Northeastern’s Experiential Network: Short-Term, Real Life Collaborations

To answer this problem, Northeastern University in Boston created the Experiential Network (XN). In this program, graduate and professional students work virtually with a sponsoring business or non-profit organization on a short-term project over a six-week period. Students and sponsors work closely to produce deliverables for their employers to inform critical business decisions.

Dr. Charles Kilfoye, senior director of XN, reports: “Employers believe that there is a skills gap in which students must be acculturated to the shifting demands of the job market.” He argues that many adult learners cannot devote more time or interrupt their full-time work schedules to participate in other Northeastern offerings like the co-op program, so they benefit enormously from these more flexible, limited term collaborations.

There are numerous advantages for students who participate:

  • The XN Network allows students to apply classroom theory to practice in a collaborative setting.
  • As part of the selection process, students grow their professional networks since they choose where they will interview and work. Each student gets between three and five matches from which to choose.
  • For many employers, these graduate and professional students often demonstrate maturity that more traditional undergraduates lack.

These projects also align with an academic course, worked through Northeastern’s XN offices. Their students devote about 35 hours over the six weeks to their project. Dr. Kilfoye suggests that Northeastern anticipates market trends and effectively “‘future proofs’ its students by keeping pace with what’s happening in the broader world.”
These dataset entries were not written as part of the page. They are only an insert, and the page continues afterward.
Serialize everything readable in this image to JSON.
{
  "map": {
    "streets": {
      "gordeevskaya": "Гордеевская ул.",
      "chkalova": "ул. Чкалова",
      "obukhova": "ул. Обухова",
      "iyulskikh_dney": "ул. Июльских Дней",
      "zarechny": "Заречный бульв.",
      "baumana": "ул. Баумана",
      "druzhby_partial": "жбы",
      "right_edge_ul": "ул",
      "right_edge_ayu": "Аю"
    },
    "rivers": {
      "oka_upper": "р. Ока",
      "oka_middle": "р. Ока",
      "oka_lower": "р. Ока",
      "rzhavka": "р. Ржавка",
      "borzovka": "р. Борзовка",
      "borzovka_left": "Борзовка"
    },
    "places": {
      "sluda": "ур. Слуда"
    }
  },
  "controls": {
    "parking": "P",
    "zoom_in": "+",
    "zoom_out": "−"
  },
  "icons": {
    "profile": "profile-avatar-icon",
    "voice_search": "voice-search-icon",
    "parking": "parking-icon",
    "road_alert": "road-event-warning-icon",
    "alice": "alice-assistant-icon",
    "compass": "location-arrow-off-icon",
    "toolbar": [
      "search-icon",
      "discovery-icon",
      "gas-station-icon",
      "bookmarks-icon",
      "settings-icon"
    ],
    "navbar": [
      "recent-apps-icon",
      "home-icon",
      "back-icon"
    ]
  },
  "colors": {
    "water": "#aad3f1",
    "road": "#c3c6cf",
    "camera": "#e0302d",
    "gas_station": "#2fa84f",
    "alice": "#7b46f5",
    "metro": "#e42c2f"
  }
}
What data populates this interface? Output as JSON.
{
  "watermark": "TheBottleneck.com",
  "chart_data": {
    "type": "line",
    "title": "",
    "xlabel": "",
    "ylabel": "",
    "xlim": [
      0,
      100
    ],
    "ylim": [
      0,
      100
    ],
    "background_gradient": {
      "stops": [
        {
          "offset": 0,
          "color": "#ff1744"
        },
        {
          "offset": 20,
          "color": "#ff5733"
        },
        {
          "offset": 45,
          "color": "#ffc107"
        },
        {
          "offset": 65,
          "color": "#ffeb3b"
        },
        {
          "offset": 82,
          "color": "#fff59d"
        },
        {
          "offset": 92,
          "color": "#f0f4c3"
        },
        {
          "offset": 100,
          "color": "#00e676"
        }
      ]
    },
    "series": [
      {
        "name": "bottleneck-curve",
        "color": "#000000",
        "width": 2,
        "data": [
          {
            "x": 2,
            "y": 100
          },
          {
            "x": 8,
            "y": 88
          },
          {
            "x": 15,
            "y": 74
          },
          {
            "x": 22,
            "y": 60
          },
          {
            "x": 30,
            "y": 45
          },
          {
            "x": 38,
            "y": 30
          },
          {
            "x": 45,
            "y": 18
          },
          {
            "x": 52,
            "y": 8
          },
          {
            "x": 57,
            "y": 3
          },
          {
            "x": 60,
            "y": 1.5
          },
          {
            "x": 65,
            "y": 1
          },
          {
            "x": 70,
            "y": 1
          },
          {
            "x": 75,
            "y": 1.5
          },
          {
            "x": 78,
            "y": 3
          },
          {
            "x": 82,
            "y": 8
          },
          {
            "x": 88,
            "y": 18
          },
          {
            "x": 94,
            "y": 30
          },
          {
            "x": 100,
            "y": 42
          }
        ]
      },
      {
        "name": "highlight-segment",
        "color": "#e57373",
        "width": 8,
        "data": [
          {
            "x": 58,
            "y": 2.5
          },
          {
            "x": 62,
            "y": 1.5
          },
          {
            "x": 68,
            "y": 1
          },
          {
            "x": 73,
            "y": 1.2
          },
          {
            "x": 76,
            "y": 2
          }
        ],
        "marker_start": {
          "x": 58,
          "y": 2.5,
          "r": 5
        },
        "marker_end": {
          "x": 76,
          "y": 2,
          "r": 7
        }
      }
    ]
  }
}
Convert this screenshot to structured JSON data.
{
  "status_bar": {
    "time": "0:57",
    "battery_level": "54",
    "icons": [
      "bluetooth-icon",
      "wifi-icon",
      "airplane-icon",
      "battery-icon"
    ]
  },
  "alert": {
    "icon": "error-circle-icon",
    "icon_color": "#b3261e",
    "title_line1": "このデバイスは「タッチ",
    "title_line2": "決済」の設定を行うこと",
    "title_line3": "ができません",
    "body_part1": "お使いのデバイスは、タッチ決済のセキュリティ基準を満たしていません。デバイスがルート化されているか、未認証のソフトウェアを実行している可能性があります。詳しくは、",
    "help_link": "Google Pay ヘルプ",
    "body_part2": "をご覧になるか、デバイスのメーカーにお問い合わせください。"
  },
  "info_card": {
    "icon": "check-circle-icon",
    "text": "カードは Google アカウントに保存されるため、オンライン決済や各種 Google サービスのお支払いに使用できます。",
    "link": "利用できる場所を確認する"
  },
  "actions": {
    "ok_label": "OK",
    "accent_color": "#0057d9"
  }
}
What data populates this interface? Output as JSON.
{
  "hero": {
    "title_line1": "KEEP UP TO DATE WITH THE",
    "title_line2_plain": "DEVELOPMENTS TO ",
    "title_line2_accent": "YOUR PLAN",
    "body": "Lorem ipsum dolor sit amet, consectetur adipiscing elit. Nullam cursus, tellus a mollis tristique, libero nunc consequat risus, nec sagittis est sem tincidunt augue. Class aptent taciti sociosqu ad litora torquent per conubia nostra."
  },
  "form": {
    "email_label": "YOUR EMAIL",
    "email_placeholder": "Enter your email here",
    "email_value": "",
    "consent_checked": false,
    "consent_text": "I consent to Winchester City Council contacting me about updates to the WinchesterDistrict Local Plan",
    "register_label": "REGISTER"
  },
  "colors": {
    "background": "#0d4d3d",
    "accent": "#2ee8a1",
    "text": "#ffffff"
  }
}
To ensure success, each project has formative and summative surveys as well as a mid-term review. Students are placed in a wide range of venues that also allows them to think more broadly about how their degrees relate to the shifting demands of the job market.

Student Rupali Agrawal, a graduate student earning an MS in Project Management, said of his XN experience:

“Being a full-time student and executing an XN project takes you out of your comfort zone, and gives you the opportunity to learn professional skill sets. It prepared me to face professional responsibilities.

Learning professional communication etiquette through my Experiential Network project was one of the most valuable things I learned. As an international student, the way we communicate in my country is different from communication here in the United States. Being able to learn these skills before entering the professional world is very valuable.

The beauty of doing an XN project is that it’s an opportunity for students to get practical work experience, delivered right to students.”